ADLR/megatron-lm!1823 - PyT Dist fix for 24.05 container

mikolajblaz · ericharper · commit 58a8a629befa · 2024-08-09T15:14:24.000-07:00
diff --git a/megatron/core/dist_checkpointing/strategies/torch.py b/megatron/core/dist_checkpointing/strategies/torch.py
@@ -209,6 +209,7 @@ def sharded_tensor_to_torch_sharded_tensor(
         ]
 
     # Create a ShardedTensor without invoking communication. Determine global shards
+    world_size = torch.distributed.get_world_size()
     shard_metadata = []
     # NOTE: here we assume a regular grid of shards
     for fragment_offsets in itertools.product(*map(range, some_sh_ten.axis_fragmentations)):
@@ -232,13 +233,16 @@ def sharded_tensor_to_torch_sharded_tensor(
 
         else:
             # for shards from other ranks we provide simplistic data - this information will be discarded
-            # during TorchShardedTensor._init_from_local_shards_and_global_metadata call
+            # during TorchShardedTensor._init_from_local_shards_and_global_metadata call.

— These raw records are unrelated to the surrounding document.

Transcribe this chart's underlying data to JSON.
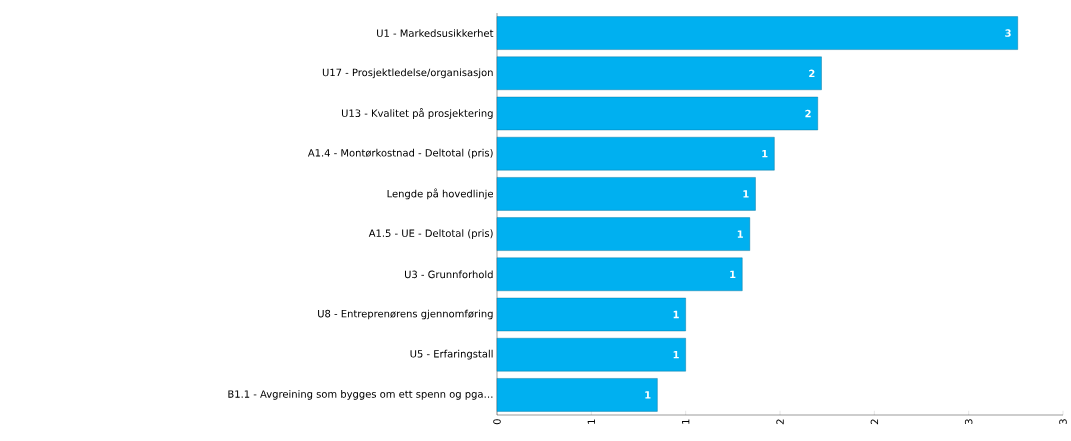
{
  "chart_data": {
    "type": "bar",
    "orientation": "horizontal",
    "color": "#00b0f0",
    "categories": [
      "U1 - Markedsusikkerhet",
      "U17 - Prosjektledelse/organisasjon",
      "U13 - Kvalitet på prosjektering",
      "A1.4 - Montørkostnad - Deltotal (pris)",
      "Lengde på hovedlinje",
      "A1.5 - UE - Deltotal (pris)",
      "U3 - Grunnforhold",
      "U8 - Entreprenørens gjennomføring",
      "U5 - Erfaringstall",
      "B1.1 - Avgreining som bygges om ett spenn og pga…"
    ],
    "values": [
      2.76,
      1.72,
      1.7,
      1.47,
      1.37,
      1.34,
      1.3,
      1.0,
      1.0,
      0.85
    ],
    "value_labels": [
      "3",
      "2",
      "2",
      "1",
      "1",
      "1",
      "1",
      "1",
      "1",
      "1"
    ],
    "xlim": [
      0,
      3
    ],
    "xticks": [
      0,
      {
        "value": 0.5,
        "label": "1"
      },
      1,
      {
        "value": 1.5,
        "label": "2"
      },
      2,
      {
        "value": 2.5,
        "label": "3"
      },
      3
    ],
    "grid": false
  }
}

+            # Due to a bug in PyT 24.05 container we must specify some concrete rank within a world size.
+            # The exact rank doesn't matter as long as it's different than my rank - hence (rank + 1) % WS.
+            placement = f"rank:{(rank + 1) % world_size}/cuda"
             if has_flattened_range and not is_flattened_range_1d:
                 offset = offset + (0,)
                 size = (1,) * len(offsets_shape) + global_shape[-1:]
             else:
                 size = offsets_shape
-            shard_metadata.append(ShardMetadata(offset, size, "cuda"))
+            shard_metadata.append(ShardMetadata(offset, size, placement))
 
     tensor = some_sh_ten.data
     sharded_tensor_metadata = ShardedTensorMetadata(